Vom Klimawandel betroffene Orte: Die Spitzen des Heißbergs

2016 war die Erde so warm wie noch nie seit Beginn der Messungen. Die Klimaziele sind kaum noch zu erreichen. Wen die Hitze am schlimmsten trifft.

Drei Pelzrobben vor einem Eisberg

Müssen sich diese Pelzrobben bald ein neues Zuhause suchen? Foto: imago/blickwinkel

1. Der Meeresspiegel – Drei Millimeter im Jahr

Der Meeresspiegel steigt und steigt. Im 20. Jahrhundert kletterte der Pegel insgesamt um 30 Zentimeter. Pro Dekade legt die Höhe des Meeresspiegel damit um etwa 3 Zentimeter zu, wie Satellitendaten seit 1993 zeigen.

Bislang dehnt sich das Wasser vor allem aus, weil es sich erwärmt. Die Abflüsse durch abtauende Gletscher der großen Gebirge und aus Grönland machen noch keinen großen Unterschied. Im Laufe des 21. Jahrhunderts wird sich das ändern. Der UN-Klimarat IPCC warnt davor, bis 2100 könnte sich der Pegel im Schnitt um einen Meter heben. Weltweit werden deshalb Deiche erhöht, Häuser und Straßen verlegt und gesichert. Auch bei Sturmfluten wirken sich ein paar Dezimeter schnell aus, wenn die obersten Wellen höher auflaufen und Deiche überspringen.

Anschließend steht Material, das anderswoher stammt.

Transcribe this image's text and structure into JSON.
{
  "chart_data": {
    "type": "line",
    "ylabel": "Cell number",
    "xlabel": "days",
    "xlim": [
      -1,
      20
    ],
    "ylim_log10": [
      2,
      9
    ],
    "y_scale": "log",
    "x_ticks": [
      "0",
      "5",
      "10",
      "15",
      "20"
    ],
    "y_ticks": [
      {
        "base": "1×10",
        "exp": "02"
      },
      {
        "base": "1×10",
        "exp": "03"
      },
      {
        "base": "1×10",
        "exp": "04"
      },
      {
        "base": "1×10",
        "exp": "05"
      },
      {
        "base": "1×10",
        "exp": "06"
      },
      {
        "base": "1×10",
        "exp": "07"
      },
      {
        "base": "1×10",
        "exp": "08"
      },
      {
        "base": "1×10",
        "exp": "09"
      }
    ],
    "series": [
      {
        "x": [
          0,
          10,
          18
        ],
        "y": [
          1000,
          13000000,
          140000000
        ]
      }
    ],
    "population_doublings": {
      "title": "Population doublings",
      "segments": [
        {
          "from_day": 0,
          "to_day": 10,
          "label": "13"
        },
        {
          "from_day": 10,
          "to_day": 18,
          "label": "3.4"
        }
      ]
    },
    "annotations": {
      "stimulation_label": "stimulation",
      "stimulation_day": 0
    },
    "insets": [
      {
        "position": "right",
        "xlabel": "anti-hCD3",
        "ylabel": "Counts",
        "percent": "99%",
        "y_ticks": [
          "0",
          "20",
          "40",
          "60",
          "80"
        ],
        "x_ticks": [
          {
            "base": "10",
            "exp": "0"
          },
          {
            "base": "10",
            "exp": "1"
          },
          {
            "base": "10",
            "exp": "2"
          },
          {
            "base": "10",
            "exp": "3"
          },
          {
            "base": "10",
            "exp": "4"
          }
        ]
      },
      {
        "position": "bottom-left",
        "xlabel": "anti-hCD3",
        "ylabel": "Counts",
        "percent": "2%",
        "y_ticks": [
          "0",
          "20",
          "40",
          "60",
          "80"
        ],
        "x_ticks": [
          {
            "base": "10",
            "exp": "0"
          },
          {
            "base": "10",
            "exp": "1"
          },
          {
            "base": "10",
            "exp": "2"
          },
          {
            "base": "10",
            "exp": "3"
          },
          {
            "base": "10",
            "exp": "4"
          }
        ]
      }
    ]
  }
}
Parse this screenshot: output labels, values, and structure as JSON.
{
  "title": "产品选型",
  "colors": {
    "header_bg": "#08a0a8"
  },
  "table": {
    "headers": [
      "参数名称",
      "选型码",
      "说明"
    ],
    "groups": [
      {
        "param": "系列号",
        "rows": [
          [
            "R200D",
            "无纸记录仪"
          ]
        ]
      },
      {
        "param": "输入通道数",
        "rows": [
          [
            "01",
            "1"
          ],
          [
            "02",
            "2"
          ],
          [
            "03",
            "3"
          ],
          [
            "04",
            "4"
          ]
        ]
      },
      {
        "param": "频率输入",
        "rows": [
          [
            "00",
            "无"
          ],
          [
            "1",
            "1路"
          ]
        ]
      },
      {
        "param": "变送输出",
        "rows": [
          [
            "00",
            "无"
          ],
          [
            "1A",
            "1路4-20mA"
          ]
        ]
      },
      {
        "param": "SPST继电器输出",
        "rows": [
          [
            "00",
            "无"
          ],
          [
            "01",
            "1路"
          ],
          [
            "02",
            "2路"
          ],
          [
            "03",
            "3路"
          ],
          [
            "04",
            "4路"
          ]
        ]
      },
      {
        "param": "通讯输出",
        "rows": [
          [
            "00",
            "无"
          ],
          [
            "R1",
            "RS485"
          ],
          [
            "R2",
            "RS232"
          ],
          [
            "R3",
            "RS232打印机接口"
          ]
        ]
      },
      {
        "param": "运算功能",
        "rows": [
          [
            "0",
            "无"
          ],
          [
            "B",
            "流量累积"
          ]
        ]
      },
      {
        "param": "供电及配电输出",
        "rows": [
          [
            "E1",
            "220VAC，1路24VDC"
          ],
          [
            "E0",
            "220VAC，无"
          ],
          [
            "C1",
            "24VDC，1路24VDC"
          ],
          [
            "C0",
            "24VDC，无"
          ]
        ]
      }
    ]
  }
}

Die Höhen beim Meeresspiegel werden im Durchschnitt angegeben – das bedeutet, dass es manchmal auch deutlich mehr werden kann. Denn einige Regionen senken sich, wie etwa in Bangladesh oder an der deutschen Küste. Wer sicher trockene Füße behalten will, sollte nach Skandinavien ziehen: Dort hebt sich das Land jedes Jahr um neun Millimeter – dreimal so schnell wie der Anstieg des Meeresspiegels.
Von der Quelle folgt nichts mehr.